The latest trend in luxury drinks is pairing your beverage with a limited-edition timepiece, db discovers. 

How do you know it’s whiskey o’clock? Because your luxury bottle of Bourbon comes paired with a hand-crafted watch that lets you know exactly when it’s time to sit down with a glass of something on the rocks.

Few Spirits distillery in Chicago has teamed up with fellow Chicago business — watchmakers Oak & Oscar — to create a limited-edition watch incorporating pieces of barrel from an extremely small-run Bourbon production.

While from the front the sleek timepiece looks just like Oak & Oscar’s classic-styled ‘Olmsted’ watch, turn the piece over and you’ll find a wooden coin worked into the watch back. The wooden disc comes from a cask that was selected by the distillery for a single-barrel Bottled in Bond Bourbon release, meaning that whiskey fans can effectively wear a piece of history on their wrist.

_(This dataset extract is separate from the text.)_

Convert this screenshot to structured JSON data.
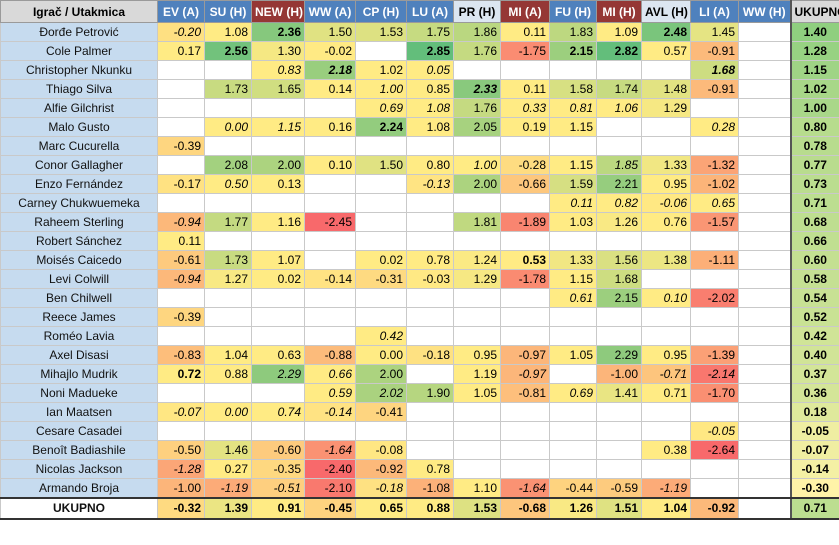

As a final flourish, anyone who buys one of these watches also gets a bottle of Bourbon filled from that same single barrel.

Just 50 watches have been made, each priced at US$1,850.

Drinks brands seem to be increasingly aligning themselves with the world of luxury watches.

Earlier this week db reported that First Growth Bordeaux winery Château Latour has partnered with Switzerland’s oldest watchmaker to create a highly exclusive watch.

The real selling point? Pebbles from Latour’s vineyard were used to create the watch face, giving the wearer round-the-clock access to the winery’s terroir.

According to Swiss watchmaker Girard-Perregaux, each watch face took 30 hours to complete, with artisans carefully thinning the vineyard stones down to a 0.45mm sliver before mounting them on a brass base.

The Latour watch is not available to any old consumer with deep pockets. Instead it will be offered to private guests to the Left Bank château , as well as visitors to Girard-Perregaux’s villa in the Jura Mountains.

No price has been attached to the watch but only 18 have been made.

Drinks producers may be looking for ways to appeal to a younger generation of experience-inspired consumer. According to Anna Kim, global brand director at family-owned Cognac brand Camus, wealthy young consumers are seeking out products that help them to enjoy an experience.

“With drinkers becoming more discerning, they seek products that can authentically communicate their story, emphasising terroir and heritage,” Kim told the drinks business for a piece on whether Gen Z can rescue the Cognac category.